Saturday 10 July 2010
'Heartbreaker' review: More fun than you'd think...
'Heartbreaker' doesn't seen to offer a lot at a first glance. Watching the trailer you see what looks like a by-the-numbers romantic comedy, with broad jokes and a sumptuous, Glamour Magazine friendly mise en scène. Added to that is the fact that its director, Pascal Chaumeil, has previously only worked on French television. And whilst its male lead, Romain Duris, is known for Jacques Audiard's acclaimed 'The Beat That My Heart Skipped', his female co-star Vanessa Paradis is more famous as a pop star than an actress.

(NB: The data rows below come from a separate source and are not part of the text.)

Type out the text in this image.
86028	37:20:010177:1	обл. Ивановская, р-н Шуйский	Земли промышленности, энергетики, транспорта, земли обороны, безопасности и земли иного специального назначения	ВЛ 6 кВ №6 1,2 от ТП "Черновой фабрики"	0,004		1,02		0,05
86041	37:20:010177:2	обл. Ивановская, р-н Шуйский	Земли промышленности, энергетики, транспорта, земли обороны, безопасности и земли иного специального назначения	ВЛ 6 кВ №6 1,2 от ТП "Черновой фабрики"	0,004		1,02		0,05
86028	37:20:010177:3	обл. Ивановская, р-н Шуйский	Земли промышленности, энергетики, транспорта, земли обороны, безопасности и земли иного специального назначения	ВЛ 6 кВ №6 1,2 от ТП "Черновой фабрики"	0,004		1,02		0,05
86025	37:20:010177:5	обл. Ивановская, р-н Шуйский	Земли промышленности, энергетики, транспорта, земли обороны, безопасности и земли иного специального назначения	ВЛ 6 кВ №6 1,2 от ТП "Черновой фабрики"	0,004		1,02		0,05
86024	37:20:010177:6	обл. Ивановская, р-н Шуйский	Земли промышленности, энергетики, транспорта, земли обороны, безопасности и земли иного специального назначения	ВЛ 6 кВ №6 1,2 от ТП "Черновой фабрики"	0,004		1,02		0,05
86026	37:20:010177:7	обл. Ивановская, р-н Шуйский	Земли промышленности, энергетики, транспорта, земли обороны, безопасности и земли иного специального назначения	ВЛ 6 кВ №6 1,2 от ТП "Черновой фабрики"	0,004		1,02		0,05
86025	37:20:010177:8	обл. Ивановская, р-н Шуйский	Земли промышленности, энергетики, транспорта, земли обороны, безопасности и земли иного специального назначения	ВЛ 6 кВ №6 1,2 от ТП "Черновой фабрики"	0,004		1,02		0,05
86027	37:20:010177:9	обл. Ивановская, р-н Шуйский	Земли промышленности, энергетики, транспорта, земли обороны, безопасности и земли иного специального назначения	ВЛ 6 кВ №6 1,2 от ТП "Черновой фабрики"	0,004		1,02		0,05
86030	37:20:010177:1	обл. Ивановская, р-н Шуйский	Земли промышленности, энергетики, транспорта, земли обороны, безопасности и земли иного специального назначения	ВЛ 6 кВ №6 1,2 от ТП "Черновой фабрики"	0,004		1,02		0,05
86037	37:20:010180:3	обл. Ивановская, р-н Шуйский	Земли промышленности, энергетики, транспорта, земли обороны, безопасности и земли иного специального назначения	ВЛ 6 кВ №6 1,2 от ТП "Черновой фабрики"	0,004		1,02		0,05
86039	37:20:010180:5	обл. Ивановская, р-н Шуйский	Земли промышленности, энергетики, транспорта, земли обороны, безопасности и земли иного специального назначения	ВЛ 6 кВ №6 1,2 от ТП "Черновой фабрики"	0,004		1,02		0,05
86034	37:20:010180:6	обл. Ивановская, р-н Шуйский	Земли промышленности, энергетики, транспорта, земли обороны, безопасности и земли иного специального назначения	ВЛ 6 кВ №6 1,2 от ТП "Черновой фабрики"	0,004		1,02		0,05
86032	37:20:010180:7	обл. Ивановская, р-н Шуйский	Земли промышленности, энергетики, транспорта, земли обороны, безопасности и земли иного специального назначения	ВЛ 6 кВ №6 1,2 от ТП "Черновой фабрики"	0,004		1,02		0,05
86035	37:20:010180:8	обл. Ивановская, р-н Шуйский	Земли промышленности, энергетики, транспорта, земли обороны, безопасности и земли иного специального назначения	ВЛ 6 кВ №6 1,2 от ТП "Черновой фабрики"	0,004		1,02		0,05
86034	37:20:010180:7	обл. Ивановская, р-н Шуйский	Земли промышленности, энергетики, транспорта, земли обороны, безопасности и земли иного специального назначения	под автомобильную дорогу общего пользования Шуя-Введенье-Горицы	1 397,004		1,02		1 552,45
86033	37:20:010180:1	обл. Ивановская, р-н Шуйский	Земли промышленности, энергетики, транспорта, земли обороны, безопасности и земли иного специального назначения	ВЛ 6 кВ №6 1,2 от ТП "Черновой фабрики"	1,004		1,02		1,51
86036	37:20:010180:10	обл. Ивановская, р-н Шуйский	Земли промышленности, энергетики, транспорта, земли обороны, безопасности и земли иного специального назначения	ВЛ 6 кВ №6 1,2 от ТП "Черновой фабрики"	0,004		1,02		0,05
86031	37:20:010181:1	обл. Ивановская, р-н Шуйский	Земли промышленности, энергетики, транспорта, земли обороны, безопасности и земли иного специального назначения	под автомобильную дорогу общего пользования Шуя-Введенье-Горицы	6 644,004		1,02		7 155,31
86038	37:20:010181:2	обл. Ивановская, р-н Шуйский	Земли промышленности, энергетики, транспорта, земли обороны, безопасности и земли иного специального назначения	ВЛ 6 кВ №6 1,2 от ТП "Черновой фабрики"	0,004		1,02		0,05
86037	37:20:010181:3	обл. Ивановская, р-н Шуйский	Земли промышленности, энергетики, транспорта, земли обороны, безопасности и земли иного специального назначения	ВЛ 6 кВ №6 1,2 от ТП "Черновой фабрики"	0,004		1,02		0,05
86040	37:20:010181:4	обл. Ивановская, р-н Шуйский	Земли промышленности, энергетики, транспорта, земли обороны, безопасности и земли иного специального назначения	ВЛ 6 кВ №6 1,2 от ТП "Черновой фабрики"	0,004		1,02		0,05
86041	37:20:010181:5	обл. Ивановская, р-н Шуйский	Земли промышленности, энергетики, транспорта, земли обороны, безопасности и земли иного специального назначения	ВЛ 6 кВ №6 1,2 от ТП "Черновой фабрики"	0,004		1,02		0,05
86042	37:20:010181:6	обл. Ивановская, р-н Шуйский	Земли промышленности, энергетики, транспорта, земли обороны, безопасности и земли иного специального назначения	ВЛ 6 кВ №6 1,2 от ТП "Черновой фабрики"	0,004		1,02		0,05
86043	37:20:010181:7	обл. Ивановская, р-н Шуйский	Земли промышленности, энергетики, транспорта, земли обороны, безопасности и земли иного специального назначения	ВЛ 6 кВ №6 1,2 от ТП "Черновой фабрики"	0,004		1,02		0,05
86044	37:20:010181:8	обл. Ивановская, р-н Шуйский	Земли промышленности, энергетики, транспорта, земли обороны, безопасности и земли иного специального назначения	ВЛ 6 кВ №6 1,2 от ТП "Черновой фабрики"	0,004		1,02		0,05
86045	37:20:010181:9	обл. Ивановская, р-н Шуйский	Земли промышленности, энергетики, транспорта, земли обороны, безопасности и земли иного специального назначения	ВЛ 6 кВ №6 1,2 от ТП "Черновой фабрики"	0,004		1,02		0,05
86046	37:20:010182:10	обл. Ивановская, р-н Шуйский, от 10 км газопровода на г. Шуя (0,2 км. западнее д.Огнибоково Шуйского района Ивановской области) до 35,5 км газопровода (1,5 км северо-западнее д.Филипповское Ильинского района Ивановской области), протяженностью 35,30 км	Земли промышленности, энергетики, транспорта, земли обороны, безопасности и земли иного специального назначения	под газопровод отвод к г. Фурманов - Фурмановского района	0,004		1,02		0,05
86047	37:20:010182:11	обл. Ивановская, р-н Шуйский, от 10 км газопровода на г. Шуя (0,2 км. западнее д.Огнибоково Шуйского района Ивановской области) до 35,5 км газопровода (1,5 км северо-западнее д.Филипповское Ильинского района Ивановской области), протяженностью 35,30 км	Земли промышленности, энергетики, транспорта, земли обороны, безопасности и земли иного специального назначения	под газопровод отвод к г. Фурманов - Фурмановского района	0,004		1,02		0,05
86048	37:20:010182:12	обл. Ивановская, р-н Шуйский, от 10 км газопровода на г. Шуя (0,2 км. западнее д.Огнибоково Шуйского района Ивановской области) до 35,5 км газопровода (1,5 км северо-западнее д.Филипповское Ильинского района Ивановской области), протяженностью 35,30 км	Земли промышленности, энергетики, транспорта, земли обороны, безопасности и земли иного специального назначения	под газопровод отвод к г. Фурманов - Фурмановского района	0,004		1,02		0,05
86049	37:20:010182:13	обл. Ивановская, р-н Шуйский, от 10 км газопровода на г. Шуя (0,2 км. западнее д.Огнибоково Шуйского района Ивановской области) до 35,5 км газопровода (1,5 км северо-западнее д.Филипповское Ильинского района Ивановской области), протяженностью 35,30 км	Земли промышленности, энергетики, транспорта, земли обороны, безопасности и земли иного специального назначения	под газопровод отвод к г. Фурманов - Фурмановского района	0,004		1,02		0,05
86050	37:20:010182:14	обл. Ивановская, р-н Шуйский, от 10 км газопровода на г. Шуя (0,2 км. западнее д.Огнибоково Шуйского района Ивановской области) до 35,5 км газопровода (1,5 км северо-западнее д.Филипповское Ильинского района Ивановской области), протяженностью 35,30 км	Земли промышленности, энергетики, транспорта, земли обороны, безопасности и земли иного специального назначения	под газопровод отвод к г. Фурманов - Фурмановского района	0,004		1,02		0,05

The set-up is high concept stuff: Alex (Duris) is a man with a gift for seduction so great that he works professionally as a seducer of unhappy women. Friends and family of women in bad relationships call upon Alex to show the women that she is not with the right guy and that she deserves more. He has ground rules, chief among them is that he will not knowingly separate a happy couple. However, this is tested when a wealthy father offers Alex $50,000 to break-up his daughter Juliette's (Paradis) impending engagement, with ten days before the wedding. Alex refuses, as she seems happy, but crippling debts owed to threatening mobsters soon forces his hand and he poses as Juliette's bodyguard. Hilarity ensues.
On the surface it looks like a light and frothy, low-carb, calorie-free piece of cinema and the film's 105 minutes certainly do nothing to challenge this preconception. But it would take a hard hearted and cynical individual not to admit that there are a few genuine laughs to be had it what is probably the most fun, least cliché-ridden romantic comedy I was seen in a couple of years.
One of the main factors in my enjoyment was Romain Duris who is an extremely gifted and charismatic comic actor. I found myself laughing at his every movement and facial expression. There is a scene where he nervously and half-heartedly sings along to the Wham! song 'Wake Me Up Before you Go-Go' whilst driving. He mumbles his way through it, missing out lyrics and emphasising the odd line. Embarrassing, out-of-tune singing is not new to film comedy, but here Duris takes quite an ordinary bit of comic business and runs with it in a way that is genuinely amusing. Like the Mexican actor Gael García Bernal, Duris is able to be genuinely charming and attractive, yet he isn't afraid to be self-deprecating either and that combination is winsome. He is also (as he proves in the third act) a damn fine dancer!
Paradis is less interesting a presence, not helped by the fact her character spends a fair portion of the film being a bit unlikeable, giving our hero a hard time. But she isn't bad by any stretch of the imagination. There are also nice performances from Julie Ferrier ('Micmacs') and Belgian actor François Damiens ('JCVD'), who play a husband and wife duo working for Alex. The couple do the surveillance and research work for Alex, pinning down the strength and weaknesses, the likes and dislikes, of his targets. Ferrier in particular is quite funny, as her character constantly adopts new disguises wherever the group go.
It is also to the film's great credit that the inevitable scene of realisation (where Paradis learns Duris' identity) is not followed by a scene of conflict or misunderstanding as is so often the case in lazier films of this kind. It is for reasons such as this that 'Heartbreaker' stands out amongst its similarly glossy peers.
With its classy, chic Monaco setting and high-fashion characters, 'Heartbreaker' also offers a less tacky, genuinely classy alternative to the horrifying likes of 'Sex & the City 2'. There is really nothing to strongly object to here. Perhaps the scenes involving a silent Algerian strongman are ill-conceived and could easily be excised without doing the plot any harm, along with the entire "owing the gangsters money" sub-plot. But the film is fun enough and is knowing enough (subverting genre clichés more often that it conforms to them) that its flaws are easy to forgive and its joys easy to appreciate.
By no means a candidate for 'Film of the Year', like I said from the start this is throwaway, disposable stuff. It's the sort of film you'll forget you ever saw a week after you saw it. But for the time you are in the cinema it is more fun, more charming and more entertaining than it seemed to have any right to be. Rumoured to be subject of an American remake in the near future, it is doubtful whether the film will work without Romain Duris.
'Heartbreaker' is rated '15' by the BBFC and can be seen all week at Brighton's Duke of York's cinema.